If connection is the birthplace of behavioral change, five primary questions emerge:
  • How can treatment court practitioners stay in connection with themselves to be able to engage with participants skillfully?
  • How can treatment court practitioners stay in connection with participants?
  • How can treatment court practitioners support participants to stay in connection with themselves?
  • What does a connected treatment court team look like? How can connection be cultivated and reflected in practices, processes, and policies?
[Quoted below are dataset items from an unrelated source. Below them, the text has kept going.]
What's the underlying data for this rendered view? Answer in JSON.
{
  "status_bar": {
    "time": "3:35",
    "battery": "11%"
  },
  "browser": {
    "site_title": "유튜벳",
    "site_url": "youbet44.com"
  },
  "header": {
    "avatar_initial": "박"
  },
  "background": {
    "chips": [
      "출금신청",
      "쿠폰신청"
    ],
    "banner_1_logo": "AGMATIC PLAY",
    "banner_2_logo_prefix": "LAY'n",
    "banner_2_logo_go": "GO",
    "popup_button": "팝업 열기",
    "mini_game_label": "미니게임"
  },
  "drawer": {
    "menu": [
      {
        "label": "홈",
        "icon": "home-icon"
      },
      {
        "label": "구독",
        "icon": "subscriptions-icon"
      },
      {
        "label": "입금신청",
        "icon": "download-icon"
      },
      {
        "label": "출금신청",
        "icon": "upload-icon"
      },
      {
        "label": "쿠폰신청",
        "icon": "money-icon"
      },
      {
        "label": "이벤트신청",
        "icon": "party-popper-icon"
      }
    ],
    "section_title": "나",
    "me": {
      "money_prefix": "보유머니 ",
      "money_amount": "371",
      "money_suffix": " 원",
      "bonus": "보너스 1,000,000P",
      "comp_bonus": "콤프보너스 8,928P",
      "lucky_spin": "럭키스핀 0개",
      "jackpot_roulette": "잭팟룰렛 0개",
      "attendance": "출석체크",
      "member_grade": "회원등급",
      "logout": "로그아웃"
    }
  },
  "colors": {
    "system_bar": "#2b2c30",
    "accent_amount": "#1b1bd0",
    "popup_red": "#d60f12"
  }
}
  • What does a connected criminal justice system look like? How can connection be cultivated and reflected in practices, processes, and policies?
 
In the Connection series, we will examine these questions as to untangle the rewarding, nuanced, and challenging aspects of working in treatment courts.
 

References: 

Haslam, C., Cruwys, T., Haslam, S. A., & Jetten, J. (2015). Social connectedness and health. Encyclopaedia of geropsychology, 2015, 46-1.
 
Kawalek, A. (2020). A tool for measuring therapeutic jurisprudence values during empirical research. International Journal of Law and Psychiatry, 71, 101581.
 
International Society for Therapeutic Jurisprudence. (2022, January 30). What are therapeutic jurisprudence and the ISTJ? https://intltj.com/.
 
National Association of Drug Court Professionals. (2018a). Adult Drug Court Best Practice Standards Volume I. https://www.nadcp.org/wp-content/uploads/2018/12/Adult-Drug-Court-Best-Practice-Standards-Volume-I-Text-Revision-December-2018-1.pdf
 
National Association of Drug Court Professionals. (2018b). Adult Drug Court Best Practice Standards Volume II. https://www.nadcp.org/wp-content/uploads/2018/12/Adult-Drug-Court-Best-Practice-Standards-Volume-2-Text-Revision-December-2018-1.pdf
 
National Association of Drug Court Professionals. (1997). Defining drug courts: The key components. https://www.ojp.gov/pdffiles1/bja/205621.pdf.
 
Seppala, E., Rossomando, T., & Doty, J. R. (2013). Social connection and compassion: Important predictors of health and well-being. Social Research: An International Quarterly, 80(2), 411-430.
 
Stobbs, N. (2019). Therapeutic jurisprudence as theoretical and applied research. In N. Stobbs, L. Bartels, & M. Vols (Eds.). The methodology and practice of therapeutic jurisprudence (pp. 29–58). Durham, N.C: Carolina Academic Press.